Former Apple executive and Be founder Jean-Louis Gassée has attacked the communications methods of several current senior executives, including vice president of marketing Phil Schiller, describing them as being “inept at verbal warfare”.

Last week, on the eve of the launch of Samsung’s flagship Galaxy S4 smartphone, Schiller made a range of comments attacking the Korean smartphone maker, while incorrectly predicting the new smartphone would launch with a year-old version of Android.

“With their own data, only 16% of Android users are on year-old version of the operating system. Over 50% are still on software that is two years old. A really big difference,” Schiller said.

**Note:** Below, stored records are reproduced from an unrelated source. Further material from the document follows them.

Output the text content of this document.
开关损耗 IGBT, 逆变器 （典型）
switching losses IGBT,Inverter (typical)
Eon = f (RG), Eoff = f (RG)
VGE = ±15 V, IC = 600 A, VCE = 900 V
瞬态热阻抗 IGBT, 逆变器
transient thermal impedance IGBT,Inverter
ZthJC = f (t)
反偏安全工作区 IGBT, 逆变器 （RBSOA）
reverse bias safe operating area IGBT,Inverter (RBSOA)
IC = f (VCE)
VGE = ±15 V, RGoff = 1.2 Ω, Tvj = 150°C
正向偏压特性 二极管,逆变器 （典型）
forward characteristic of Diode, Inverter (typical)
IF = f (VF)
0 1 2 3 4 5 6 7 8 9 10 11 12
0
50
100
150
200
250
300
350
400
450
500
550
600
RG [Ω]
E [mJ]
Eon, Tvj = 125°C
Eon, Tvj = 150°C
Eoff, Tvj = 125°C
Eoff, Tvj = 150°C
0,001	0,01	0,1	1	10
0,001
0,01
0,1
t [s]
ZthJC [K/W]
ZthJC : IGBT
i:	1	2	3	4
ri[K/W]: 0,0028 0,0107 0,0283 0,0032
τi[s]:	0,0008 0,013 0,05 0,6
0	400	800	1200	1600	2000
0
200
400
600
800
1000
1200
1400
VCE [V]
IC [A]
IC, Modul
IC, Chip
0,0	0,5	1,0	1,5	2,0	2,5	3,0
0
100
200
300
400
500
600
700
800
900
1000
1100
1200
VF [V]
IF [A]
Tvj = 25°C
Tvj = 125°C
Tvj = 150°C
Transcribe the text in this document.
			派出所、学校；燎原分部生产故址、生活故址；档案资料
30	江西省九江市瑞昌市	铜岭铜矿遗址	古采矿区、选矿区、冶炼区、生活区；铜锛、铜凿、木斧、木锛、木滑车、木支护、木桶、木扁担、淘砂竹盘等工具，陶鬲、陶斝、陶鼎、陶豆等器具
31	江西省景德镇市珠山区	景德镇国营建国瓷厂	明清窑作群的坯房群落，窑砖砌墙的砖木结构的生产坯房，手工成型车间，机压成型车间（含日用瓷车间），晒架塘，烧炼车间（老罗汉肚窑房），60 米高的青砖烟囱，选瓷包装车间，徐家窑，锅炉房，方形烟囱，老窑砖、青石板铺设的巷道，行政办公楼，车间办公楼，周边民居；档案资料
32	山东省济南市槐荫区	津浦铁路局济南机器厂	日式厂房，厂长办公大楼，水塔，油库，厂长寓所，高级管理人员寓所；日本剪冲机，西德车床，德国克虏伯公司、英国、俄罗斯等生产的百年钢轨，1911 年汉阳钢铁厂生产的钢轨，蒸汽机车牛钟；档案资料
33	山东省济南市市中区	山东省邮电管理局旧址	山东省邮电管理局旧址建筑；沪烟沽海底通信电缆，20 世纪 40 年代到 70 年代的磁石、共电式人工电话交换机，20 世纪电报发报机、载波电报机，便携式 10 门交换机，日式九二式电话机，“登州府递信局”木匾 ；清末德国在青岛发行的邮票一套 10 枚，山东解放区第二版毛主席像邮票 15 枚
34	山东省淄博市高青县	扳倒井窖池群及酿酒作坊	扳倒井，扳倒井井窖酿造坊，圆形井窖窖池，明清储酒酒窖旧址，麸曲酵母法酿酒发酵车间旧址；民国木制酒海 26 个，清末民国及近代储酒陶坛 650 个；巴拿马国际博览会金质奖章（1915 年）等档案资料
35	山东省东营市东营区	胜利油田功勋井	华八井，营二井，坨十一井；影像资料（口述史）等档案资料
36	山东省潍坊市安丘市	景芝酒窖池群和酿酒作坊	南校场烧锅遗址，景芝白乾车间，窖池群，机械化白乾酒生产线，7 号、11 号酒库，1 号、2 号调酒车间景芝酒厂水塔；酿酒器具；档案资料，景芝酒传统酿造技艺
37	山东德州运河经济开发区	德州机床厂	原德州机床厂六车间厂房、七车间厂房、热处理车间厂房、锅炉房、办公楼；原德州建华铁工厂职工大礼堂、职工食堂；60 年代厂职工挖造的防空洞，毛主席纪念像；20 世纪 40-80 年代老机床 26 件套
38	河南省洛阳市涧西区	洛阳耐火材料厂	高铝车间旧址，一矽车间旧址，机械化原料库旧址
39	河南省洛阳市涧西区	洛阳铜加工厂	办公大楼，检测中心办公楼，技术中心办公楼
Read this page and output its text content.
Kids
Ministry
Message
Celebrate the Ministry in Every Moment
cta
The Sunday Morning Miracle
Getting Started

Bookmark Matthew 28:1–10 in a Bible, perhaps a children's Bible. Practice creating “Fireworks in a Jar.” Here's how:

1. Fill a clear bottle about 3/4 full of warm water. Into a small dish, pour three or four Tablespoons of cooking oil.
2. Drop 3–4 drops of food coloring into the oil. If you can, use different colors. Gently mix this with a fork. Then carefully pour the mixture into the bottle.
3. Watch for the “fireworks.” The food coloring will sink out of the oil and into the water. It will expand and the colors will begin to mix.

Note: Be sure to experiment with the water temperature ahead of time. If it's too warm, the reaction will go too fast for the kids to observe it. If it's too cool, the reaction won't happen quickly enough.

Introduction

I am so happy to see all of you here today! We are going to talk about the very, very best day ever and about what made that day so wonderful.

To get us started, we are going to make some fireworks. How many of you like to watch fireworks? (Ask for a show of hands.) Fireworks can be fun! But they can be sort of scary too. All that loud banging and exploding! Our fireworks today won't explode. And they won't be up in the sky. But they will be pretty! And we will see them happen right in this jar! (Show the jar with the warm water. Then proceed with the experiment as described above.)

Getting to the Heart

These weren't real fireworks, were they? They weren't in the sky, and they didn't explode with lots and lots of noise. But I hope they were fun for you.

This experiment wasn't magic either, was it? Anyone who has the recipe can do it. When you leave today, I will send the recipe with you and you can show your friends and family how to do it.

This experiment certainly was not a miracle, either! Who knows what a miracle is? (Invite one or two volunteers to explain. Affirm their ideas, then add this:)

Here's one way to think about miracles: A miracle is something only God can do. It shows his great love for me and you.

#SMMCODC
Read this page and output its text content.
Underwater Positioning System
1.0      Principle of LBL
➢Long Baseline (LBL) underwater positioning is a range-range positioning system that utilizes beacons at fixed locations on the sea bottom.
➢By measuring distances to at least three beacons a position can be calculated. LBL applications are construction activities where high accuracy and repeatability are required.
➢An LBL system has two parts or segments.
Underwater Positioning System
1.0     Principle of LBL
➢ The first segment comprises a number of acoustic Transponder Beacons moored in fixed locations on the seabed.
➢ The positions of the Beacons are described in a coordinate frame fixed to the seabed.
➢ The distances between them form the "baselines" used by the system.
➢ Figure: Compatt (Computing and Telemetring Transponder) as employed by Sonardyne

In a blog post, Gassée has attacked Schiller over his comments.

“Apple is held to a (well earned) different standard. Once a challenger with an uncertain future, Apple has become The Man,” Gassée says.

“Years ago, it could productively poke fun at Microsoft in the great I’m a Mac, You’re a PC campaign, but the days of taking pot-shots at the incumbent are over.

“Because of its position at the top, Apple should have the grace to not trash its competitors, especially when the digs are humourless and further weakened by error.

“Attacking competitors, pointing to their weaknesses, and trumpeting one’s achievements is better done by hired media assassins. A company, directly or through a PR firm, engages oft-quoted consultants who provide the required third-party stats, barbs, and encomiums. This isn’t theorising, I once was a director at a company, one of many, that used such an arrangement to good effect.

Gassée also attacks the company for its over-use of superlatives, noting the number of times positive terms such as “strong” (58 uses), “amazing” (eight uses) and “thrilled” (13 uses) appeared during part of a speech where the terms “disappoint”, “weak” or “fail” were not used at all.

“But, you’ll object, what’s wrong with being positive? Nothing, but this isn’t about optimism, it’s about hyperbole and the abuse of language. Saying ‘incredible’ too many times leads to incredulity. Saying ‘maniacally focused’ at all is out of place and gauche in an earnings call.

“When words become empty, the listener loses faith in the speaker. Apple has lost control of the narrative; the company has let others define its story. This is a war of words and Apple is proving to be inept at verbal warfare.”